Many, including self, would like to see a memorial in place in Bushmills ahead of 2016 which will be the centenary of Quigg's heroics in World War One.
A local historian, Robert Thompson, said:
"In July of 1916 Robert Quigg risked his life to rescue wounded soldiers at the Somme and was awarded the Victoria Cross for his efforts.
"He is the only Victoria Cross winner north of Belfast, yet he is ignored by his home town of Bushmills. If this was anywhere else in the world he would be feted and honoured forever."
North Antrim Assemblyman Robin Swann is also pushing for a memorial. He said:
"While Robert is acknowledged by the presence of a plaque at the War Memorial, the community have suggested that a more fitting tribute or a statue or sculpture could be provided in time for the centenary of his actions.
"I am sure the community will play a full part in planning such a tribute but clearly leadership from the Council in delivering such a memorial will be very important."

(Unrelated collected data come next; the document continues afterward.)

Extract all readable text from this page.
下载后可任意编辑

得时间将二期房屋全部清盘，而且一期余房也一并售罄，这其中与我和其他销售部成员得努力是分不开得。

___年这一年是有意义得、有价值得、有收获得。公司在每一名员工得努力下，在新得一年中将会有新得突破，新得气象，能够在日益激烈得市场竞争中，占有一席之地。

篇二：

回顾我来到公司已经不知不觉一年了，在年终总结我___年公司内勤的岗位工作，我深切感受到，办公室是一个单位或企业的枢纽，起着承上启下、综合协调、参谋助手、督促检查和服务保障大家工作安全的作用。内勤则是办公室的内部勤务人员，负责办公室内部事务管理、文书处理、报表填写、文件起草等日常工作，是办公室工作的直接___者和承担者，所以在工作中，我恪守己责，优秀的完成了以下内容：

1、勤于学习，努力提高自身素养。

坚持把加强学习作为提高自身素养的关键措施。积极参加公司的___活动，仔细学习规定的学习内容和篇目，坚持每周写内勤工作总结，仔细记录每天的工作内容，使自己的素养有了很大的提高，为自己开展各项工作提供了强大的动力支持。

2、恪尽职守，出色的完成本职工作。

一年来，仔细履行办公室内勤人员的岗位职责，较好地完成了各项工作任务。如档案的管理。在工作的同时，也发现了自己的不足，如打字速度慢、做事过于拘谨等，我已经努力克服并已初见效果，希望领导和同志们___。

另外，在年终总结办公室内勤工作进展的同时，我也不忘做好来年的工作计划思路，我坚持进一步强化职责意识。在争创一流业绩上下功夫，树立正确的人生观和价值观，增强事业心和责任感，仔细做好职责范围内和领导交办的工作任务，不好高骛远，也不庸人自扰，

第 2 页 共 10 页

Robert Quigg, from the village, enlisted in the 12th Battalion, Royal Irish Rifles (Mid-Antrim Volunteers) during World War One.
His platoon commander was Lieutenant Harry Macnaghten (Sir Edward Harry Macnaghten, 6th Baronet, 1896–1916).
On 1 July Robert's platoon advanced three times only to be beaten back by the Germans. Many hundreds of the 12th Battalion were either killed or wounded.
In the confusion of battle it became known that Lieutenant Macnaghten was missing. Robert Quigg immediately volunteered to go out into no-man's land and search for his commander.
His actions during that fruitless search led him to receive the Victoria Cross.
His citation reads as follows:
Hearing a rumour that his platoon officer was lying wounded, he went out seven times to look for him, under heavy shell and machine-gun fire, each time bringing back a wounded man.Most tragically for Edith, Lady Macnaghten, her two sons, the 6th and 7th Baronets, were both killed in action.
The last man he dragged on a waterproof sheet from within yards of the enemy's wire. He was seven hours engaged in this most gallant work, and was finally so exhausted that he had to give it up.
The body of Sir (Edward) Harry Macnaghten, 6th Baronet, was never found.
Robert Quigg returned to Bushmills to a hero's welcome. He died in 1955 and was buried with full military honours at Billy Church.
Councillor Joan Baird described Quigg as "a very famous hero of our area".